Intel Macs without a T2 chip should also be relatively straightforward, particularly if they’re coming from 12.6. But those with a T2 chip could present rare but more serious problems: there’s always the chance, if anything goes wrong with the T2’s iBridge firmware update, of ending up in a boot loop. Every time my iMac Pro plays dead during an update my palms still start to sweat. Maybe if your Mac has a T2 you should also prepare your lucky rabbit’s foot or rosary just in case. It is a good idea to have another Mac with the latest version of Configurator 2 installed and a suitable cable in case you need a back-to-back resuscitation, if you feel up to that. This may seem unduly pessimistic, but if you prepare for the worst you shouldn’t be disappointed when it all goes fine.

Is it clean or custom?

Over the years we all collect software and peripherals that maybe push macOS a bit far. The more that has accumulated on your Mac, the greater the chances pf problems when upgrading. If your Mac requires kernel extensions or drivers to support peripherals, then you’ll need to be confident that both the software and hardware remain fully supported in Ventura, and that neither will be so broken that you can’t use that device, or your Mac can’t achieve stability.

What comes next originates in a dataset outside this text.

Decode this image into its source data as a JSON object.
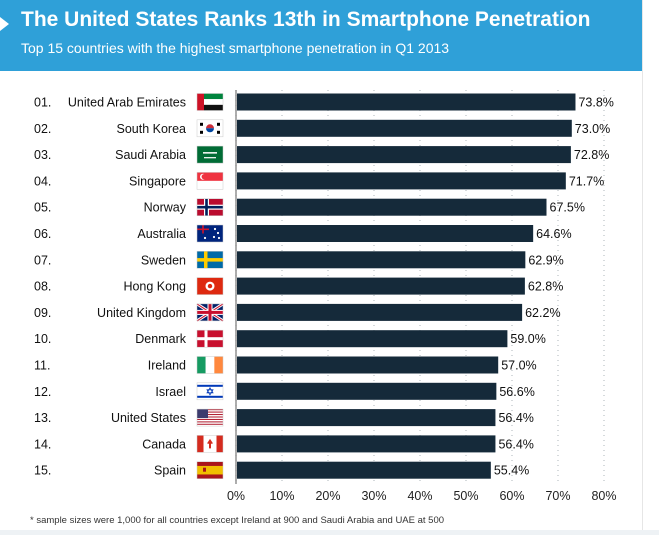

Although Finder and other customisations aren’t as radical and should be much less likely to render your Mac unusable, you will need to check their compatibility to see whether you should remove them before upgrading.

Upgrading essentials

Draw up a checklist of all the things you need to do before you agree to Software Update’s invitation to upgrade. In the days or weeks to go, revisit that checklist as often as you can, both to keep track of what you have completed and to add items you had forgotten. Here are some essentials that need to be covered:

  • Key apps. Ensure these are at least up to date, and preferably that you’re running a version known or expected to work well with Ventura.
  • Keeping the old. Could you dual-boot between Venture and your previous macOS, or run the old version in a Virtual Machine?
  • Which Mac first? If you have more than one Mac, will you upgrade your production Mac last?
  • Ample time. I’ll say it again: ensure you have time for a tricky upgrade and more to spare if you need to sort important problems out afterwards.
  • Recovery. What if the upgrade just isn’t going to work on that Mac? Can you downgrade it to where it was?
  • Fallback or escape route. What do you do if something goes badly wrong and you’re without that Mac for a few days?
  • Backups. I like to have two independent backups of everything that needs to go across in the upgrade, one immediately beforehand, and the other fairly recent. Check those backups work before use.
  • Key information. Ensure you have a written record of essential information that could need to be refreshed, such as Wi-Fi passwords, Apple ID password, router logins.
  • Power. Ensure notebook batteries are well-charged, and your UPS is providing good protection during the upgrade.

I’m sure you’ll have other suggestions to add to those.